Phalanxes of bronze-armoured hoplites marched beneath fluttering banners, their shields locking in gleaming walls. Chariots wreathed in what appeared to be fire tore across the plains, pulled by winged creatures Atrius had no knowledge of stags, leonine serpents, and steeds.
unrelenting waves thrown against the tide of darkness. They charged with such fervor it momentarily baffled Atrius.
He lifted his gaze skyward. The closer he drew, the clearer the winged creatures became—grotesque silhouettes against the roiling heavens, their forms half familiar.
Suddenly,
Something stirred in him, the unexplainable feeling of familiarity
something flashed into his mind.
SKREEEEEEEEEEE—KLAK!
Atrius halted instantly, the sound of his Armour's locks grinding as his boots dug furrows into the scorched earth.
"NNNNGH—!" he grunted, clutching his helm. Pain pulsed like a migraine behind his eyes.
"What… what is going on?" he rasped.
He shook his head violently, disoriented.
He looked skyward again—and the battlefield dissolved. In its place loomed the warp. hordes of daemons, charged toward him in the tens of thousands, shrieking profane war cries.
Instinct took over. He raised his armored forearm to shield himself, eyes shut, bracing for impact.
Nothing came.
Moments passed.
He opened his eyes. The vision was gone. Only the winged creatures circling at a distance remained. Yet he knew what he had seen. The tang of the Warp still lingered, a psychic aftertaste that made his skin crawl beneath the armor.
It had been real.
He stood there, gazing at the sky with solemn clarity. No longer confused.
"Imparator memoria extergimus," he whispered. The words rolled from his tongue like a sigh.
Now he understood.
The gaps in his memory after the Webway were not accidents—they were deletions. Deliberate. The Emperor had stripped away memories before; countless times. Atrius could no longer remember how many.
But he never resented it.
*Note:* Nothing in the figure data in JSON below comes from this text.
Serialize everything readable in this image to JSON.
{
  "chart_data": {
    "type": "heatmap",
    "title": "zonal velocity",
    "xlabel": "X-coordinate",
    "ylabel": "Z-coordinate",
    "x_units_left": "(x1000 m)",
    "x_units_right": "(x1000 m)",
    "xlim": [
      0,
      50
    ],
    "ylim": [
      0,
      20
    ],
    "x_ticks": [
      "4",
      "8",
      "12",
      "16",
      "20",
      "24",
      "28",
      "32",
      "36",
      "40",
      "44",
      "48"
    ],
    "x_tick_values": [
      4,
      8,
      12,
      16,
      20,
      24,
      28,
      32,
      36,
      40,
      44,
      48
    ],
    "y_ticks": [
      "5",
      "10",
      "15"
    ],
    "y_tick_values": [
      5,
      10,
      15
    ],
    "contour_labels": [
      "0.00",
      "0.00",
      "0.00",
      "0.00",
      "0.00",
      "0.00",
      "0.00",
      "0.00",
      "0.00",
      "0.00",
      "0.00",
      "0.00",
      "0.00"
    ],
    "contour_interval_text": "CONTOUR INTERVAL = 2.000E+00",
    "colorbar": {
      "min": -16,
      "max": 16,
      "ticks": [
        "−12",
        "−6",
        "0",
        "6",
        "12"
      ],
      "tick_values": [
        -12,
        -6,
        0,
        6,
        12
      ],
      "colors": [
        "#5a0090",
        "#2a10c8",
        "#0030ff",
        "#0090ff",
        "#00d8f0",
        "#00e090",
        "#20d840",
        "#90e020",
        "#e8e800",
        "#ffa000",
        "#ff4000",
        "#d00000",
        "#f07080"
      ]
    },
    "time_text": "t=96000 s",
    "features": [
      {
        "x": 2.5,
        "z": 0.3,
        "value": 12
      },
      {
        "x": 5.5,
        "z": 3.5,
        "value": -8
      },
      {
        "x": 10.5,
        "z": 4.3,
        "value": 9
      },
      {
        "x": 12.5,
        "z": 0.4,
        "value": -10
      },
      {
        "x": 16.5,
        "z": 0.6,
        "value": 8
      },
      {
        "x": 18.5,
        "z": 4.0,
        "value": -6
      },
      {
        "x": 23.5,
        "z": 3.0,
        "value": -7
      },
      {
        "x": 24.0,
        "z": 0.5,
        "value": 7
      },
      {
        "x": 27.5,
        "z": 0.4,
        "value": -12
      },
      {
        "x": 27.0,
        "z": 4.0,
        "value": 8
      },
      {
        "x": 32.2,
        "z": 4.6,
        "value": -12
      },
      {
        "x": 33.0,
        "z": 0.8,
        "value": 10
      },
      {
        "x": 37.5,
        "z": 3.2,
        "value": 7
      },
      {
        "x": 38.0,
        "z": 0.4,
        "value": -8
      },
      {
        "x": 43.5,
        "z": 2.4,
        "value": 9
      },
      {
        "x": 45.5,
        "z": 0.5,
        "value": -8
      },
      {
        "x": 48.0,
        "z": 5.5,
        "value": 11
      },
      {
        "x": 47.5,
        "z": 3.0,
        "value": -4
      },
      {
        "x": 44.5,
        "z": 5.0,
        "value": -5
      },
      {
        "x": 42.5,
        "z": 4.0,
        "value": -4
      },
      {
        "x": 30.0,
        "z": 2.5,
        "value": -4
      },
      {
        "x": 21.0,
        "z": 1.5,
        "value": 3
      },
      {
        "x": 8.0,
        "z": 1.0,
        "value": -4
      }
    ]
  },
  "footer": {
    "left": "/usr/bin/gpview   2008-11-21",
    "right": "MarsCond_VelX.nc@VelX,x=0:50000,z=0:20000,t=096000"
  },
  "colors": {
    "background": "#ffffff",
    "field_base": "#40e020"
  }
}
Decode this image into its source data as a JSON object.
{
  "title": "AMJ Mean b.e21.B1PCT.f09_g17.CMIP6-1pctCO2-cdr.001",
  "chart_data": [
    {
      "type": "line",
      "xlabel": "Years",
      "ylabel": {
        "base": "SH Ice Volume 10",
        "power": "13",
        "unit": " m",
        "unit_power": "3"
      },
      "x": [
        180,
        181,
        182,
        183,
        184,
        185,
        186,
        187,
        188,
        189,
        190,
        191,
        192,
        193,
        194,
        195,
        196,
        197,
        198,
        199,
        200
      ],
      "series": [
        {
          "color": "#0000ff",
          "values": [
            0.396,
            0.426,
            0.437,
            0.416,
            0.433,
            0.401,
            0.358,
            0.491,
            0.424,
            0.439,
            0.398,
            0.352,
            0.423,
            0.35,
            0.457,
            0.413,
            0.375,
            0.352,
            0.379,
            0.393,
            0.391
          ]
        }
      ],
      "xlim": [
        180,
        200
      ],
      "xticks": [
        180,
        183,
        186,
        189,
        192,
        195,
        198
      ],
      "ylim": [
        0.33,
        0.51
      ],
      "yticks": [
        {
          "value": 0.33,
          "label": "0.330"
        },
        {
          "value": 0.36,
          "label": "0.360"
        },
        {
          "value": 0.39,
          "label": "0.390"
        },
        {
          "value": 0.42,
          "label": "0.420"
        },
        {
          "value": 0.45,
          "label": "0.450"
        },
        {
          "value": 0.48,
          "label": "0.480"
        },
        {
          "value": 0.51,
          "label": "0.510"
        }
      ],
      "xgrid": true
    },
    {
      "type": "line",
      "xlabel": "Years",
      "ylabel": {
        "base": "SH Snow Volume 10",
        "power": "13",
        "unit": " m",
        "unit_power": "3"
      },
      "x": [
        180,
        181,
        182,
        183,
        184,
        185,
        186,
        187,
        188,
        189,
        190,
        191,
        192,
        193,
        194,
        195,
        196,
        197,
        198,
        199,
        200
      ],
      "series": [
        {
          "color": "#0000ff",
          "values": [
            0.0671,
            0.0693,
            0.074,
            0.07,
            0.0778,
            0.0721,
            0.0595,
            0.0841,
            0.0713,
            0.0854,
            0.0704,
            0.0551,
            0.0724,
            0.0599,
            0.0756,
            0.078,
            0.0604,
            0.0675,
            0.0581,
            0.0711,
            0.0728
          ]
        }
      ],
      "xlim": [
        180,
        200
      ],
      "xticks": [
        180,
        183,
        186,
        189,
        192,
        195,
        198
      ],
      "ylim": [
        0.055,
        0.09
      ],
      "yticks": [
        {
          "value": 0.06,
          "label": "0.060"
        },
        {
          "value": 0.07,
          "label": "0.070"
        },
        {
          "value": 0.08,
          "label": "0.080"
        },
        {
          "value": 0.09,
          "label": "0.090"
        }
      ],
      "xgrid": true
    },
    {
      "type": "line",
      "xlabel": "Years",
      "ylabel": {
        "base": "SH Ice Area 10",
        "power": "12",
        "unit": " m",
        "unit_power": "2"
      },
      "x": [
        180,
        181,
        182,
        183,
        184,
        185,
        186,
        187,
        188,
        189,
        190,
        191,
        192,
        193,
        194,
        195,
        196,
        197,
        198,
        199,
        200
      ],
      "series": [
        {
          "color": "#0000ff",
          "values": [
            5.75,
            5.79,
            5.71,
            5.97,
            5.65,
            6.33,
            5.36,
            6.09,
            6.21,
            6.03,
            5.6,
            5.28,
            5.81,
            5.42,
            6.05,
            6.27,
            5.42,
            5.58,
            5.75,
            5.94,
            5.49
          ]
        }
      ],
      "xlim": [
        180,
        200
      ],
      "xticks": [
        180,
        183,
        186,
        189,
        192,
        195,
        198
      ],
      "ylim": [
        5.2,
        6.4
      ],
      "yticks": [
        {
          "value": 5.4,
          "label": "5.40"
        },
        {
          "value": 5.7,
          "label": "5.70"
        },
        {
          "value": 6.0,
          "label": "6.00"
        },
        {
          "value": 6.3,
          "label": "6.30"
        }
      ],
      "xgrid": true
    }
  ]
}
To serve was his joy—even if it meant sacrificing fragments of himself forever.
Yet now, for some unknown reason, a mere familiar sight had cracked the seal. He had remembered something that was meant to be erased.
Memory wipes by the Master of Mankind were absolute. Irreversible. Unless… he willed otherwise.
Or, for Atrius, something far worse.
His gaze fell to the ashen ground.
"Have you forsaken me…?"
SKRAAAAAAAAGHHHHH!
A parademon screech split the air above.
Atrius looked up.
Lightning had descended upon the horde. A storm of heavenly fury erupted overhead—a sea of lightning, devouring the winged host in a blinding surge.
The creatures fell like electrified carrion, tumbling through clouds as the heavens cracked open.
Thunder rolled like the roar of titans.
HRAAAAAAAAHHHHHH—OOOHHRRRRRAAAHHHHHH!
From afar, Atrius heard it: the war chant of men.
A primal, thunderous chorus rose to the skies as soldiers raised their weapons toward the storm, as though welcoming something, that had yet to descend among them.